[EM] Election methods in student government...
Kevin Venzke
stepjak at yahoo.fr
Fri Dec 22 12:15:34 PST 2006
Tim,
--- Tim Hull <thully at umich.edu> a écrit :
> DSC uses a somewhat interesting method - it effectively goes and excludes
> the groups of candidates that the most people prefer a "solid coalition"
> to
> until it finds a winner. However, what I am wondering is - what are the
> primary flaws of these two methods (especially as compared with IRV, of
> which I know quite a bit about the flaws)?
DSC will render your vote useless if you list a nobody as your favorite
candidate. (Just like under FPP.) IRV will eliminate that candidate and
allow your vote to be useful elsewhere.
(Also, I hate programming DSC, and I'm not positive what the cloneproof
thing to do is when multiple sets are tied.)
So even though DSC is monotonic and gives real incentive to fill out the
ballot completely (it fails LNHelp), I don't like it better than IRV.
For majority defeat disqualification + first preferences (let's call it
"MDD,FPP" using Woodall's comma notation to show that we don't eliminate
candidates prior to finding the FPP scores), in a single round, the
biggest problem is iffy winners. That is, it will toss out candidates
who lose a majority decision. But rather than give the win to someone
who *won* a majority decision, it gives it to whoever had the next
greatest number of first preferences. This same example:
49 A
24 B
27 C>B
A is ruled out due to a majority loss to B. But it can be shown that
B must not be elected, if we're satisfying LNHarm. MDD,FPP elects C,
which is a failure of Woodall's "Plurality criterion."
I'd note that MDD,FPP is much better than MMPO here, though.
MDD,FPP is also vulnerable to burial strategy:
40 A>C (but actual sentiment is A>B)
35 B>A (sincere; they feel free to vote A due to LNHarm)
25 C>B (sincere)
The 40 voters can take advantage of the assumption that the 35 voters
will vote for A. B wins when the 40 voters just vote "A", but when they
vote "A>C," this makes A win.
To stop this, the 35 voters need the 40 voters to be uncertain about
whether they will truly vote B>A. (Also, if the 25 voters don't strictly
rank C above B, they can also stop this.) Because if the 35 voters vote
just "B", then the 40 voters will accidentally elect C if they vote
insincerely.
My main criticism of MDD,FPP-plus-runoff is that if you view both rounds
of the method as a unit, it doesn't satisfy LNHarm.

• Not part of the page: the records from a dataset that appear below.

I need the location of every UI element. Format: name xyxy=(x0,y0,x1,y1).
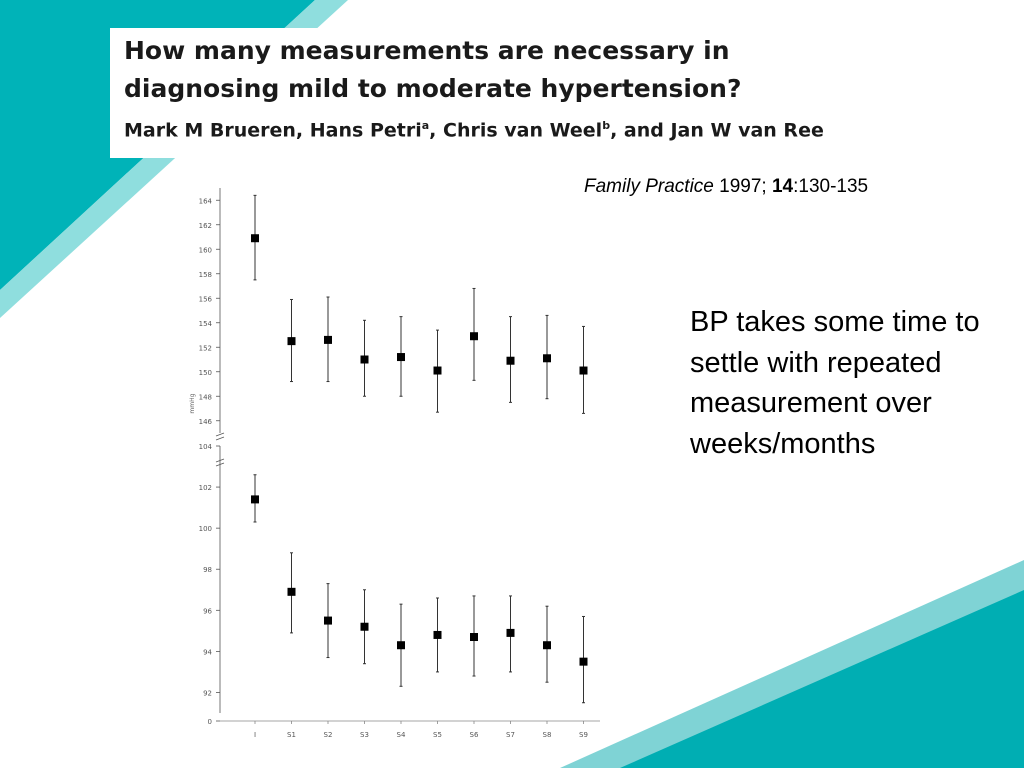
systolic-mean-point xyxy=(433,366,442,375)
axis-break-mark xyxy=(215,462,225,467)
author-1: Mark M Brueren xyxy=(124,119,296,142)
systolic-mean-point xyxy=(506,356,515,365)
diastolic-y-tick-label: 92 xyxy=(203,689,212,697)
slide-body-text: BP takes some time to settle with repeat… xyxy=(690,306,980,460)
systolic-y-tick-label: 154 xyxy=(199,320,213,328)
systolic-mean-point xyxy=(470,332,478,341)
systolic-mean-point xyxy=(543,354,551,363)
teal-bottom-right-band xyxy=(620,590,1024,768)
diastolic-y-tick-label: 98 xyxy=(203,566,212,574)
paper-authors: Mark M Brueren, Hans Petria, Chris van W… xyxy=(124,119,824,141)
systolic-y-axis-label: mmHg xyxy=(189,393,196,413)
citation-volume: 14 xyxy=(771,176,794,197)
teal-bottom-right-light-band xyxy=(560,560,1024,768)
systolic-mean-point xyxy=(360,355,369,364)
x-tick-label: S6 xyxy=(470,731,479,739)
systolic-y-tick-label: 156 xyxy=(199,295,213,303)
axis-break-mark xyxy=(215,436,225,441)
author-separator: , xyxy=(295,119,310,142)
systolic-y-tick-label: 146 xyxy=(199,418,213,426)
x-tick-label: S8 xyxy=(543,731,552,739)
diastolic-mean-point xyxy=(360,622,369,631)
systolic-y-tick-label: 160 xyxy=(199,246,212,254)
author-2-affiliation: a xyxy=(421,119,430,132)
author-3-affiliation: b xyxy=(602,119,611,132)
systolic-mean-point xyxy=(251,234,259,243)
systolic-y-tick-label: 164 xyxy=(199,197,213,205)
x-tick-label: S5 xyxy=(433,731,442,739)
paper-title-line2: diagnosing mild to moderate hypertension… xyxy=(124,74,742,103)
citation-pages: :130-135 xyxy=(793,176,869,197)
diastolic-mean-point xyxy=(506,628,515,637)
diastolic-y-tick-label: 94 xyxy=(203,648,212,656)
axis-break-mark xyxy=(215,458,225,463)
author-separator: , xyxy=(429,119,443,142)
systolic-y-tick-label: 148 xyxy=(199,393,212,401)
axis-break-mark xyxy=(215,432,225,437)
author-4: Jan W van Ree xyxy=(670,119,824,142)
systolic-mean-point xyxy=(397,353,405,362)
x-tick-label: S2 xyxy=(324,731,333,739)
x-tick-label: S3 xyxy=(360,731,369,739)
diastolic-mean-point xyxy=(433,630,442,639)
systolic-mean-point xyxy=(579,366,588,375)
x-tick-label: S9 xyxy=(579,731,588,739)
citation: Family Practice 1997; 14:130-135 xyxy=(584,176,868,198)
paper-title-line1: How many measurements are necessary in xyxy=(124,36,730,65)
author-3: Chris van Weel xyxy=(443,119,603,142)
diastolic-y-tick-label: 102 xyxy=(199,484,212,492)
x-tick-label: S7 xyxy=(506,731,515,739)
diastolic-mean-point xyxy=(470,633,478,642)
x-tick-label: S1 xyxy=(287,731,296,739)
bp-chart: 146 148 150 152 154 156 158 160 162 164 mmHg 92 94 96… xyxy=(189,188,600,739)
axis-break-zero-label: 0 xyxy=(208,718,212,726)
systolic-y-tick-label: 150 xyxy=(199,369,212,377)
systolic-mean-point xyxy=(287,337,296,346)
citation-journal: Family Practice xyxy=(584,176,714,197)
paper-title-box: How many measurements are necessary in d… xyxy=(110,28,910,158)
systolic-y-tick-label: 158 xyxy=(199,271,212,279)
citation-year: 1997; xyxy=(719,176,767,197)
diastolic-mean-point xyxy=(324,616,332,625)
author-separator: , and xyxy=(610,119,671,142)
diastolic-y-tick-label: 96 xyxy=(203,607,212,615)
diastolic-mean-point xyxy=(287,587,296,596)
x-tick-label: S4 xyxy=(397,731,406,739)
x-tick-label: I xyxy=(254,731,256,739)
systolic-y-tick-label: 162 xyxy=(199,222,212,230)
systolic-mean-point xyxy=(324,335,332,344)
diastolic-mean-point xyxy=(543,641,551,650)
diastolic-mean-point xyxy=(397,641,405,650)
diastolic-mean-point xyxy=(251,495,259,504)
diastolic-mean-point xyxy=(579,657,588,666)
diastolic-y-tick-label: 100 xyxy=(199,525,212,533)
diastolic-y-tick-label: 104 xyxy=(199,443,213,451)
systolic-y-tick-label: 152 xyxy=(199,344,212,352)
author-2: Hans Petri xyxy=(309,119,422,142)
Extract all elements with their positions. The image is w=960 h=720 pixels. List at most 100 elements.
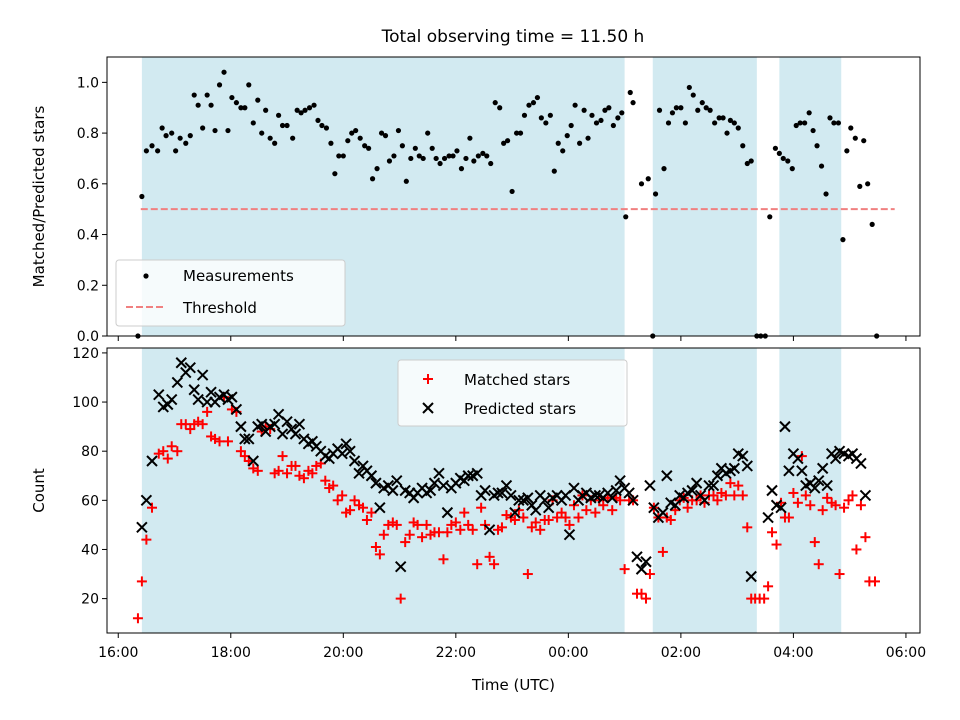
matched-star-point xyxy=(433,527,444,538)
x-tick-label: 02:00 xyxy=(661,645,701,661)
matched-star-point xyxy=(640,593,651,604)
matched-star-point xyxy=(737,490,748,501)
bottom-legend-box xyxy=(397,359,628,427)
top-y-axis: 0.0 0.2 0.4 0.6 0.8 1.0 xyxy=(77,75,107,345)
matched-star-point xyxy=(214,436,225,447)
measurement-point xyxy=(187,133,193,139)
matched-star-point xyxy=(345,505,356,516)
measurement-point xyxy=(362,143,368,149)
measurement-point xyxy=(551,168,557,174)
measurement-point xyxy=(712,120,718,126)
x-tick-label: 16:00 xyxy=(98,645,138,661)
measurement-point xyxy=(593,120,600,126)
measurement-point xyxy=(530,100,537,106)
predicted-star-point xyxy=(745,570,757,583)
measurement-point xyxy=(353,127,359,134)
measurement-point xyxy=(656,107,663,113)
measurement-point xyxy=(250,120,256,126)
matched-star-point xyxy=(607,505,618,516)
measurement-point xyxy=(458,166,465,172)
measurement-point xyxy=(173,148,179,154)
measurement-point xyxy=(155,148,161,154)
measurement-point xyxy=(865,181,871,187)
measurement-point xyxy=(669,110,676,116)
measurement-point xyxy=(695,107,701,113)
measurement-point xyxy=(869,221,875,227)
matched-star-point xyxy=(839,502,850,513)
matched-star-point xyxy=(729,490,740,501)
measurement-point xyxy=(391,153,397,159)
measurement-point xyxy=(267,135,273,141)
matched-star-point xyxy=(277,451,288,462)
legend-cross-glyph xyxy=(422,402,434,414)
predicted-star-point xyxy=(348,455,361,467)
measurement-point xyxy=(581,107,587,113)
matched-star-point xyxy=(792,497,803,508)
legend-plus-glyph xyxy=(423,374,433,384)
matched-star-point xyxy=(412,519,423,530)
predicted-star-point xyxy=(146,455,158,467)
predicted-star-point xyxy=(859,489,872,502)
predicted-star-point xyxy=(483,524,496,536)
matched-star-point xyxy=(530,517,541,528)
predicted-star-point xyxy=(635,563,648,575)
measurement-point xyxy=(311,102,317,108)
matched-star-point xyxy=(172,446,183,457)
matched-star-point xyxy=(141,534,152,545)
matched-star-point xyxy=(813,559,824,570)
matched-star-point xyxy=(619,564,630,575)
predicted-star-point xyxy=(513,494,525,507)
legend-measurements-marker xyxy=(143,273,149,279)
predicted-star-point xyxy=(205,386,217,398)
measurement-point xyxy=(242,105,248,111)
matched-star-point xyxy=(522,569,533,580)
measurement-point xyxy=(844,148,850,154)
measurement-point xyxy=(724,130,730,136)
measurement-point xyxy=(638,181,645,187)
measurement-point xyxy=(471,158,477,164)
measurement-point xyxy=(480,150,486,156)
measurement-point xyxy=(690,92,696,98)
predicted-star-point xyxy=(690,477,703,489)
measurement-point xyxy=(169,130,175,136)
matched-star-point xyxy=(855,500,866,511)
measurement-point xyxy=(366,145,372,151)
measurement-point xyxy=(577,140,583,146)
measurement-point xyxy=(785,158,791,164)
matched-star-point xyxy=(328,480,339,491)
matched-star-point xyxy=(834,569,845,580)
predicted-star-point xyxy=(428,477,441,489)
measurement-point xyxy=(195,102,201,108)
legend-predicted-label: Predicted stars xyxy=(464,400,576,418)
measurement-point xyxy=(731,120,737,126)
predicted-star-point xyxy=(340,438,352,450)
measurement-point xyxy=(686,84,692,91)
measurement-point xyxy=(547,112,553,118)
predicted-star-point xyxy=(627,494,639,507)
measurement-point xyxy=(255,97,261,103)
matched-star-point xyxy=(332,495,343,506)
predicted-star-point xyxy=(509,506,521,519)
matched-star-point xyxy=(298,473,309,484)
measurement-point xyxy=(143,148,149,154)
measurement-point xyxy=(429,145,435,151)
measurement-point xyxy=(369,176,376,182)
predicted-star-point xyxy=(829,452,842,465)
measurement-point xyxy=(823,191,829,197)
measurement-point xyxy=(382,133,389,139)
predicted-star-point xyxy=(344,445,356,457)
matched-star-point xyxy=(759,593,770,604)
predicted-star-point xyxy=(762,511,774,524)
matched-star-point xyxy=(421,519,432,530)
matched-star-point xyxy=(450,517,461,528)
measurement-point xyxy=(349,130,355,136)
top-legend: Measurements Threshold xyxy=(115,259,346,327)
measurement-point xyxy=(568,122,574,129)
matched-star-point xyxy=(725,478,736,489)
predicted-star-point xyxy=(539,494,551,507)
measurement-point xyxy=(446,153,452,159)
matched-star-point xyxy=(665,514,676,525)
matched-star-point xyxy=(830,500,841,511)
measurement-point xyxy=(818,163,825,169)
measurement-point xyxy=(852,135,858,141)
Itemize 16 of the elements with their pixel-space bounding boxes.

Your lower
preferences can affect who your candidate has to compete with in the
second round.
(Also, having two rounds may be undesirable. And also, I'd prefer a
version where you can list multiple first preferences, but that is not
sensible if you're going to have a runoff.)
> I know all later-no-harm
> satisfying methods have more flaws than methods that don't satisfy it,
That's a matter of opinion and your priorities. I would say the common
side-effect of LNHarm is that voters may need to rank compromise choices
higher than if they voted sincerely.
> Frankly, I'm surprised more methods have not been
> developed that satisfy this criterion, as it would seem like an important
> one if you want people to vote honestly.
It is important, but there are just not that many ways to satisfy it.
It inherently hampers the way that compromise choices can be used.
Another criterion is the favorite betrayal criterion, which roughly says
that you can't ever help your favorite candidates by not voting for one
of them. Satisfying this criterion, you can at least be assured that you
will actually get people's real first preferences. (They just might be
tied with some other compromise choices.)
This is satisfied by e.g. Approval, MMPO, the MTR method (which is
just three-slot MDD,FPP with equal ranking allowed), my ICA method
(which is almost Condorcet-efficient), and one version of Bucklin.
> Also, does anyone have a clue as to how one would go about developing a
> multi-winner PR version of these methods? THAT sounds like an
> interesting
> prospect to me, as STV is currently the only method out there for pure
> multi-winner PR that satisfies LNH (not counting party lists, asset
> voting,
> and other nontraditional methods)
I'm not too sure. For DSC and MMPO, I have no idea how you would determine
fairly that a ballot has contributed to a given candidate's election.
I suppose it matters what it is you find lacking about STV. Whatever it
is I suspect there is no good solution for it, though.